Lydia Graham, mayor of Cochrane at the time, was on the grounds and, noticing Henry’s arrival, invited him onto the speaker’s platform to say a few words.
He had nothing prepared other than the down-home-on-the-ranch lifetime wisdom of someone who loves horses, cattle, the open range, and most of all, people.
Looking around at all the families sitting on the lawn in front of him, he began reminiscing about how the old-timers used to sit together on the bench outside the saddlery shop along Cochrane’s main drag. There were ranchers from all around Cochrane, including from Morley. They’d be comparing ropes and the latest news on livestock auctions, and so forth.
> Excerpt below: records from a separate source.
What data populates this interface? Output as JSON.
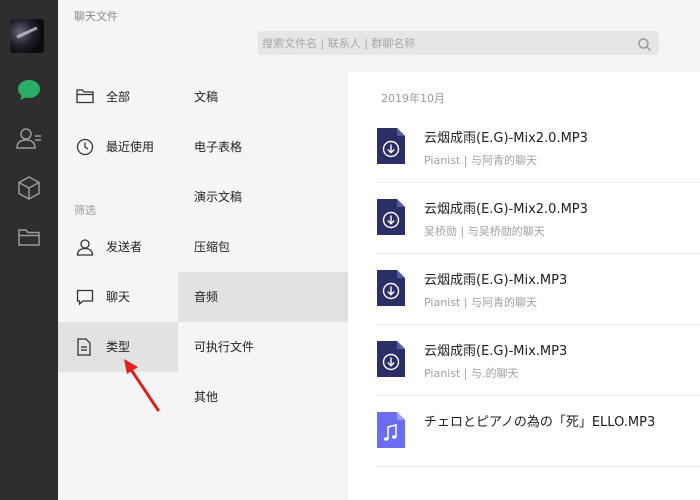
{
  "app": {
    "title": "聊天文件"
  },
  "search": {
    "placeholder": "搜索文件名 | 联系人 | 群聊名称"
  },
  "rail": {
    "icons": [
      "chat-icon",
      "contacts-icon",
      "cube-icon",
      "folder-icon"
    ],
    "accent": "#2aae67",
    "icon_color": "#9a9a9a"
  },
  "categories": {
    "all": "全部",
    "recent": "最近使用",
    "filter_section": "筛选",
    "sender": "发送者",
    "chat": "聊天",
    "type": "类型"
  },
  "file_types": [
    "文稿",
    "电子表格",
    "演示文稿",
    "压缩包",
    "音频",
    "可执行文件",
    "其他"
  ],
  "selected_type": "音频",
  "file_list": {
    "month": "2019年10月",
    "files": [
      {
        "name": "云烟成雨(E.G)-Mix2.0.MP3",
        "meta": "Pianist | 与阿青的聊天",
        "icon": "download-icon"
      },
      {
        "name": "云烟成雨(E.G)-Mix2.0.MP3",
        "meta": "吴桥勋 | 与吴桥勋的聊天",
        "icon": "download-icon"
      },
      {
        "name": "云烟成雨(E.G)-Mix.MP3",
        "meta": "Pianist | 与阿青的聊天",
        "icon": "download-icon"
      },
      {
        "name": "云烟成雨(E.G)-Mix.MP3",
        "meta": "Pianist | 与.的聊天",
        "icon": "download-icon"
      },
      {
        "name": "チェロとピアノの為の「死」ELLO.MP3",
        "meta": "",
        "icon": "music-note-icon"
      }
    ]
  },
  "colors": {
    "file_icon_dark": "#2c2f66",
    "file_icon_music": "#6b6cf0",
    "annotation_arrow": "#e02020"
  }
}
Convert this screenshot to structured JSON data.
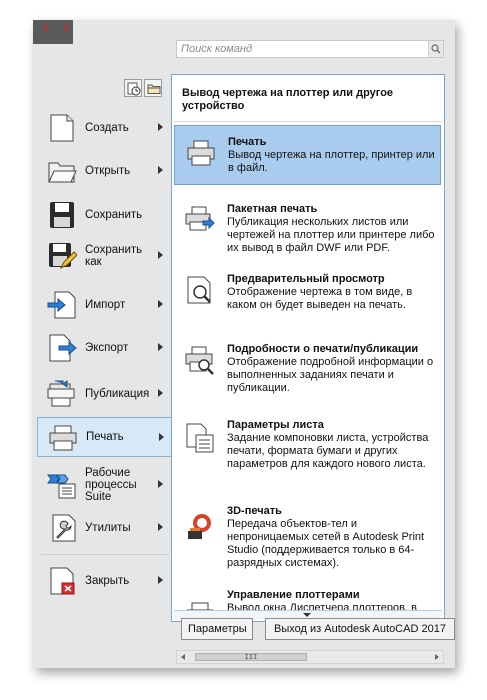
{
  "search": {
    "placeholder": "Поиск команд"
  },
  "menu": {
    "items": [
      {
        "label": "Создать"
      },
      {
        "label": "Открыть"
      },
      {
        "label": "Сохранить"
      },
      {
        "label": "Сохранить как"
      },
      {
        "label": "Импорт"
      },
      {
        "label": "Экспорт"
      },
      {
        "label": "Публикация"
      },
      {
        "label": "Печать"
      },
      {
        "label": "Рабочие процессы Suite"
      },
      {
        "label": "Утилиты"
      },
      {
        "label": "Закрыть"
      }
    ],
    "selected": "Печать"
  },
  "panel": {
    "header": "Вывод чертежа на плоттер или другое устройство",
    "entries": [
      {
        "title": "Печать",
        "desc": "Вывод чертежа на плоттер, принтер или в файл.",
        "icon": "printer-icon"
      },
      {
        "title": "Пакетная печать",
        "desc": "Публикация нескольких листов или чертежей на плоттер или принтере либо их вывод в файл DWF или PDF.",
        "icon": "batch-print-icon"
      },
      {
        "title": "Предварительный просмотр",
        "desc": "Отображение чертежа в том виде, в каком он будет выведен на печать.",
        "icon": "preview-icon"
      },
      {
        "title": "Подробности о печати/публикации",
        "desc": "Отображение подробной информации о выполненных заданиях печати и публикации.",
        "icon": "print-details-icon"
      },
      {
        "title": "Параметры листа",
        "desc": "Задание компоновки листа, устройства печати, формата бумаги и других параметров для каждого нового листа.",
        "icon": "page-setup-icon"
      },
      {
        "title": "3D-печать",
        "desc": "Передача объектов-тел и непроницаемых сетей в Autodesk Print Studio (поддерживается только в 64-разрядных системах).",
        "icon": "3d-print-icon"
      },
      {
        "title": "Управление плоттерами",
        "desc": "Вывод окна Диспетчера плоттеров, в",
        "icon": "plotter-manager-icon"
      }
    ]
  },
  "buttons": {
    "options": "Параметры",
    "exit": "Выход из Autodesk AutoCAD 2017"
  },
  "scrollbar": {
    "thumb_label": "III"
  }
}
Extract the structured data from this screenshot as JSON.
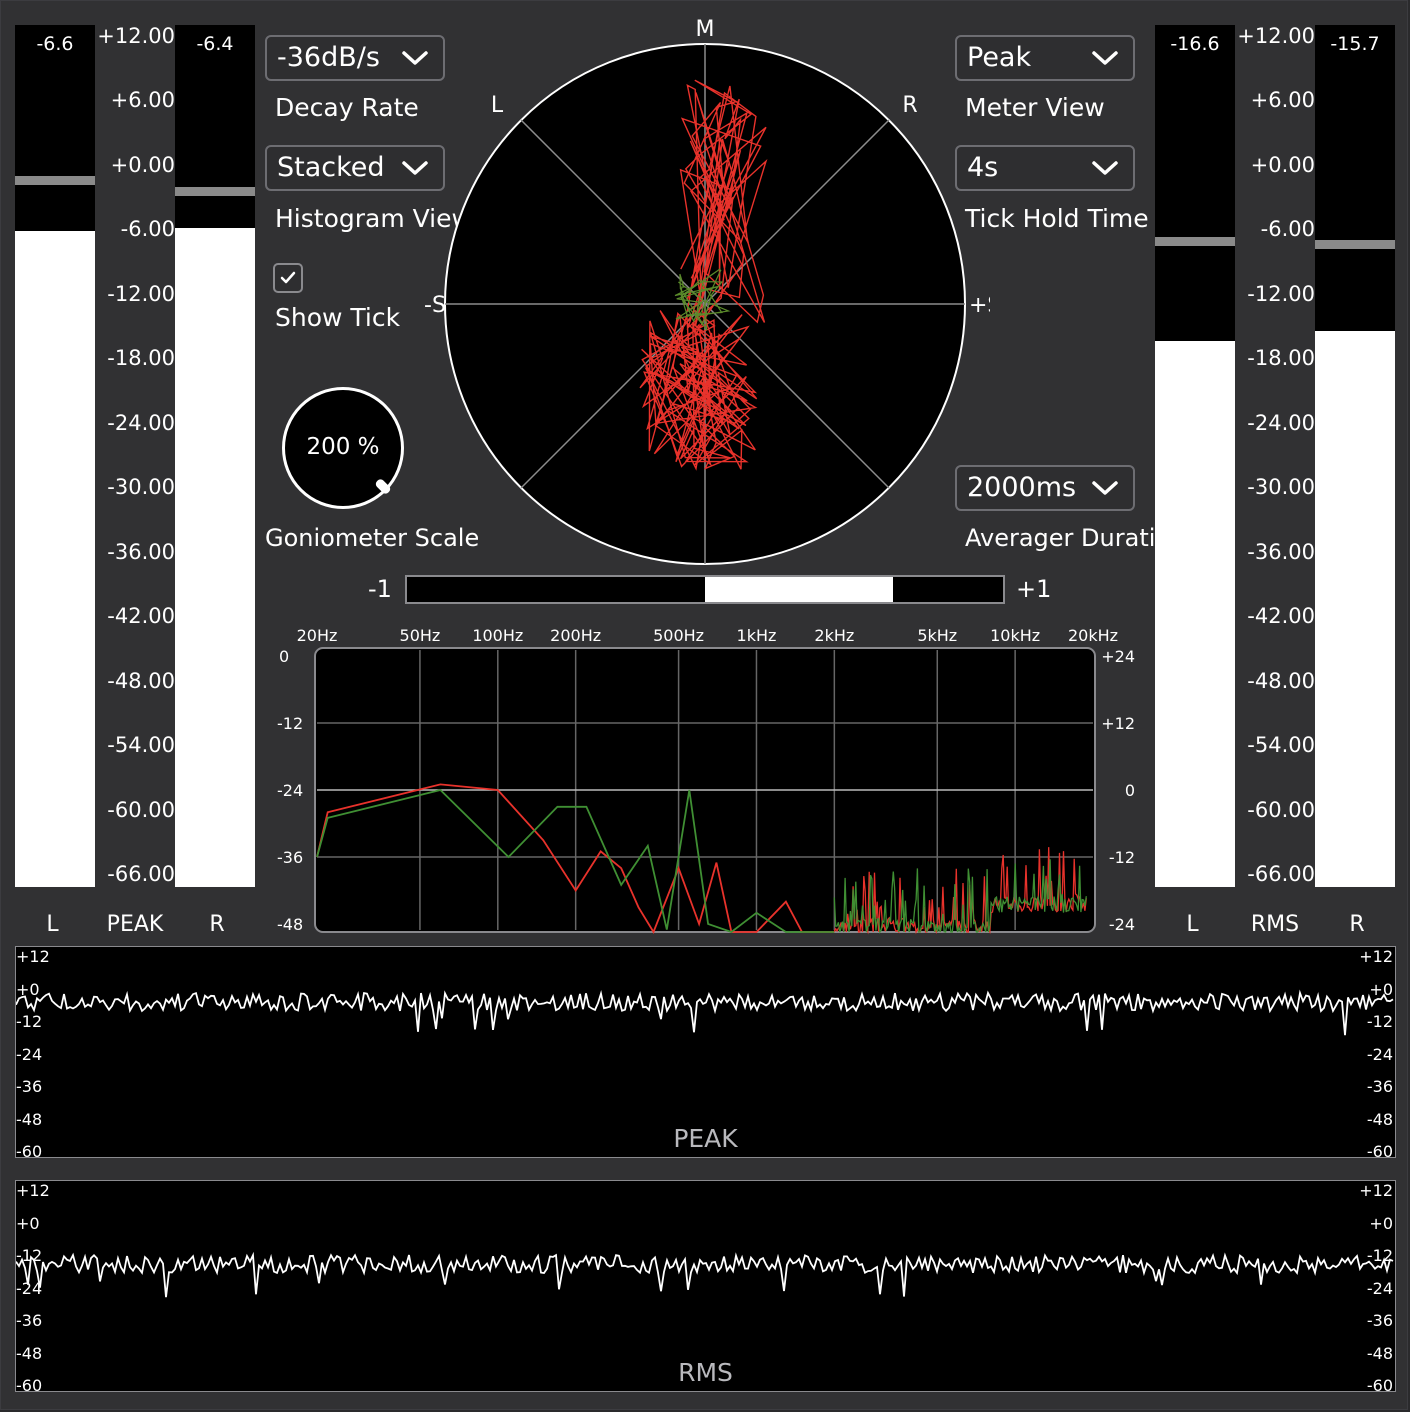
{
  "colors": {
    "background": "#313133",
    "meter_fill": "#ffffff",
    "peak_hold": "#8a8a8a",
    "trace_left": "#e8322b",
    "trace_right": "#3f8f33"
  },
  "peak_meter": {
    "left": {
      "label": "L",
      "value_text": "-6.6",
      "level_db": -6.6,
      "hold_db": -2.0
    },
    "right": {
      "label": "R",
      "value_text": "-6.4",
      "level_db": -6.4,
      "hold_db": -3.0
    },
    "scale_label": "PEAK",
    "scale": [
      "+12.00",
      "+6.00",
      "+0.00",
      "-6.00",
      "-12.00",
      "-18.00",
      "-24.00",
      "-30.00",
      "-36.00",
      "-42.00",
      "-48.00",
      "-54.00",
      "-60.00",
      "-66.00"
    ]
  },
  "rms_meter": {
    "left": {
      "label": "L",
      "value_text": "-16.6",
      "level_db": -16.6,
      "hold_db": -7.5
    },
    "right": {
      "label": "R",
      "value_text": "-15.7",
      "level_db": -15.7,
      "hold_db": -7.8
    },
    "scale_label": "RMS",
    "scale": [
      "+12.00",
      "+6.00",
      "+0.00",
      "-6.00",
      "-12.00",
      "-18.00",
      "-24.00",
      "-30.00",
      "-36.00",
      "-42.00",
      "-48.00",
      "-54.00",
      "-60.00",
      "-66.00"
    ]
  },
  "controls": {
    "decay_rate": {
      "value": "-36dB/s",
      "label": "Decay Rate"
    },
    "histogram_view": {
      "value": "Stacked",
      "label": "Histogram View"
    },
    "show_tick": {
      "checked": true,
      "label": "Show Tick"
    },
    "goniometer_scale": {
      "value": "200 %",
      "label": "Goniometer Scale"
    },
    "meter_view": {
      "value": "Peak",
      "label": "Meter View"
    },
    "tick_hold_time": {
      "value": "4s",
      "label": "Tick Hold Time"
    },
    "averager_duration": {
      "value": "2000ms",
      "label": "Averager Duration"
    }
  },
  "goniometer": {
    "labels": {
      "top": "M",
      "left": "L",
      "right": "R",
      "side_neg": "-S",
      "side_pos": "+S"
    }
  },
  "correlation": {
    "min_label": "-1",
    "max_label": "+1",
    "value_from": 0.0,
    "value_to": 0.63
  },
  "spectrum": {
    "freq_labels": [
      "20Hz",
      "50Hz",
      "100Hz",
      "200Hz",
      "500Hz",
      "1kHz",
      "2kHz",
      "5kHz",
      "10kHz",
      "20kHz"
    ],
    "left_axis": [
      "0",
      "-12",
      "-24",
      "-36",
      "-48"
    ],
    "right_axis": [
      "+24",
      "+12",
      "0",
      "-12",
      "-24"
    ],
    "series": [
      {
        "name": "left",
        "color": "#e8322b",
        "points": [
          [
            20,
            -36
          ],
          [
            22,
            -28
          ],
          [
            60,
            -23
          ],
          [
            100,
            -24
          ],
          [
            150,
            -33
          ],
          [
            200,
            -42
          ],
          [
            250,
            -35
          ],
          [
            300,
            -38
          ],
          [
            350,
            -45
          ],
          [
            400,
            -50
          ],
          [
            500,
            -38
          ],
          [
            600,
            -48
          ],
          [
            700,
            -37
          ],
          [
            800,
            -52
          ],
          [
            1000,
            -52
          ],
          [
            1300,
            -44
          ],
          [
            1500,
            -52
          ],
          [
            2000,
            -52
          ]
        ]
      },
      {
        "name": "right",
        "color": "#3f8f33",
        "points": [
          [
            20,
            -36
          ],
          [
            22,
            -29
          ],
          [
            60,
            -24
          ],
          [
            110,
            -36
          ],
          [
            170,
            -27
          ],
          [
            220,
            -27
          ],
          [
            300,
            -41
          ],
          [
            380,
            -34
          ],
          [
            450,
            -49
          ],
          [
            550,
            -24
          ],
          [
            650,
            -48
          ],
          [
            800,
            -52
          ],
          [
            1000,
            -46
          ],
          [
            1300,
            -52
          ],
          [
            2000,
            -52
          ]
        ]
      }
    ]
  },
  "history_peak": {
    "title": "PEAK",
    "axis": [
      "+12",
      "+0",
      "-12",
      "-24",
      "-36",
      "-48",
      "-60"
    ]
  },
  "history_rms": {
    "title": "RMS",
    "axis": [
      "+12",
      "+0",
      "-12",
      "-24",
      "-36",
      "-48",
      "-60"
    ]
  }
}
“But they weren’t sitting there as wasijubi – ‘White people’ – at one end of the bench, and as Îyethkabi – ‘Stoney Indians’ – at the other end,” he said. “They were together on that bench just as wîchastabi – just as ‘human beings’ who were enjoying each other for what they shared in common.”
That was the challenge Henry gave us that morning: to enjoy each other as individuals in spite of our differences because of what we have in common: our shared humanity.
Walking Buffalo’s and Henry’s words remind me of “Satchmo” Louis Armstrong’s great song, What a Wonderful World – a good note to end on:
The colors of the rainbow
Yes, what a wonderful world ... if we choose to make it so. As Satchmo so famously concluded: “Oh yeah!”